Juniors produce the most money
Yepp. This model has been used by SAP consultancy, which is overpriced even compared to Accenture, but also by Accenture and IBM. If you have a piramid model that enables you to coordinate the juniors and charge the customer, you can make huge profits. If you want good implementations of SAP software choose the local boutiques - small SAP consulting companies or try your luck with freelancers.
I personally find SAP the development house good, but SAP the consulting business bad.
From a SAP consultant.
Oh Man, that's a pity.
I do find that SAP has lost a bit its direction so maybe it's a good thing.
The ABAP engine and it's fully integrated monitoring stack is probably one of the most efficient architectures out there.
OK the whole java app server ain't the quickest, but I personally blame Java.
SAP just can't start from scratch on ERP, there are over 160million lines of code!!!!
SAP does however need to get some vision and diversify, not just rely on age old ERP principles.
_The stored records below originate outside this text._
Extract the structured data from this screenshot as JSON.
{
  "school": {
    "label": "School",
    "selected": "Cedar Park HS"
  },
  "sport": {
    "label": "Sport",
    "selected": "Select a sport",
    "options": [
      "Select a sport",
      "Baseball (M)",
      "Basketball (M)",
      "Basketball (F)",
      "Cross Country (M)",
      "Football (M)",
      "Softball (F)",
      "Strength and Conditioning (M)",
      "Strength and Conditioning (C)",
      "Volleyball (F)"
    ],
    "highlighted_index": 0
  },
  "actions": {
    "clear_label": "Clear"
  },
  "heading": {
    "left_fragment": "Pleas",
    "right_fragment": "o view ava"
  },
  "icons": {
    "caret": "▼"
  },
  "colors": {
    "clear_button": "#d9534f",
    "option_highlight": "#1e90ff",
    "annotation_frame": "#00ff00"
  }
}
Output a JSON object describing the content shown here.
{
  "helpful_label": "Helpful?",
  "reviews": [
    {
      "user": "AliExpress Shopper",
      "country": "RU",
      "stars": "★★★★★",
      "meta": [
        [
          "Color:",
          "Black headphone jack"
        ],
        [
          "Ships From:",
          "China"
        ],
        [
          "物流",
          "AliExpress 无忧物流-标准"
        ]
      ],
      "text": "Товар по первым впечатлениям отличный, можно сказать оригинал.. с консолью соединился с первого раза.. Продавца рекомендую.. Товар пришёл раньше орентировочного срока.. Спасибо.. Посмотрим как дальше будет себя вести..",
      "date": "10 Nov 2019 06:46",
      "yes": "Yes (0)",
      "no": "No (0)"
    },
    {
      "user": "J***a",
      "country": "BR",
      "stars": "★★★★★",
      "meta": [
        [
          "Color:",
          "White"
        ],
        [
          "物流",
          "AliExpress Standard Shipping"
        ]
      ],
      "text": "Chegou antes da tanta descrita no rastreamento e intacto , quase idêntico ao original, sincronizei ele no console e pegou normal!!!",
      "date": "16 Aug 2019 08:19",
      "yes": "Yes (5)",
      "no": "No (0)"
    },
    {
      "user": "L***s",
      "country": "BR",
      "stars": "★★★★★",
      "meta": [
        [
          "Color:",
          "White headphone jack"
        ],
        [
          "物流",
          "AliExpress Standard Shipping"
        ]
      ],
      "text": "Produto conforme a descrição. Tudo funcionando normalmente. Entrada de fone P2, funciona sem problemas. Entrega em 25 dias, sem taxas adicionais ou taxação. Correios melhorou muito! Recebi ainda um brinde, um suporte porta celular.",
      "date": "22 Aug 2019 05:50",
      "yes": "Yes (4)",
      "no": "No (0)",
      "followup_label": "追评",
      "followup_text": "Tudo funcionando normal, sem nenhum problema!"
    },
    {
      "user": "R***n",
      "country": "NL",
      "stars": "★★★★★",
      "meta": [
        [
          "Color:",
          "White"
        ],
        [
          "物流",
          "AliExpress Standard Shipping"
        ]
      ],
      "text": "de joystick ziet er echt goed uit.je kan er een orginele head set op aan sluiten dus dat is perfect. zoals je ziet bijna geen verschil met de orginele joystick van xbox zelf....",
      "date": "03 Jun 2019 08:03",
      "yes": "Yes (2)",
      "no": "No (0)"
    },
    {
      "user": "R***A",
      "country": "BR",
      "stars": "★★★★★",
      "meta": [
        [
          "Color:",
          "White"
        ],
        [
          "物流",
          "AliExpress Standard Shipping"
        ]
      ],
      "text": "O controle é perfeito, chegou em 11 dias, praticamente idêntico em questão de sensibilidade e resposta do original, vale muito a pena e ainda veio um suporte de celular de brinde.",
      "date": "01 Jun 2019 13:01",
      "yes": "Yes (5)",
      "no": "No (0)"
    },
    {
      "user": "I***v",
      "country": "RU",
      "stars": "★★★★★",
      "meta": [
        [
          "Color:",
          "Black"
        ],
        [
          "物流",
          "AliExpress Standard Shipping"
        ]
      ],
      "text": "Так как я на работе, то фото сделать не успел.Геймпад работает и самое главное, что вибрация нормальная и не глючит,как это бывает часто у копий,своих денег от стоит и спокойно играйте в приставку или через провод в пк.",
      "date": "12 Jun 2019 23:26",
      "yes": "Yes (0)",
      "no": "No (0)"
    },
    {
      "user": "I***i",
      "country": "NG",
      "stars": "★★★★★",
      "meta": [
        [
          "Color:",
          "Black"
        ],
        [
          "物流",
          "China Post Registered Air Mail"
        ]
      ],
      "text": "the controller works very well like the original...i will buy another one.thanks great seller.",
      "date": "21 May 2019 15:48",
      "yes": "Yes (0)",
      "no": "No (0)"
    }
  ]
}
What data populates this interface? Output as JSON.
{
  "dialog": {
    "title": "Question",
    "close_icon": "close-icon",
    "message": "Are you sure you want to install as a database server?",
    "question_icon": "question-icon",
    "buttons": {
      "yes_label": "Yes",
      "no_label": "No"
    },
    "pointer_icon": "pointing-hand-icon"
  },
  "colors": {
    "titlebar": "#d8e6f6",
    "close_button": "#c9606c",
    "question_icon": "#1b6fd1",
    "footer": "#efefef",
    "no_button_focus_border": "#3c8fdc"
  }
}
Since Shai Agassi left I've not really seen any viable vision other that buying a few small technologies.
I wonder when IBM/MS/Google will buy them
Slow And Painful
The GUI is very old fashioned - similar to the old O/S2 from the 1980s. However, it can be made to work, but it needs people that really know what they are doing. Although it sounds physically impossible, the java both blows and sucks.
Far too many of the system integrator firms promise much but deliver little - they say that they have experienced people and charge a fortune, but actually supply staff with at best limited exerience (and they pay them a lot less than they charge the client!)
They make lots of comments about "business process change" and promising "best practices" but in most cases, the change is not for the better and does not deliver any real benefits. But as the AC @ 14:06 stated, the top execs don't like to admit there is a problem and won't pull out. So they throw more money into the bottomless pit that is the SAP project, and SAP convince everyone that they have another happy customer.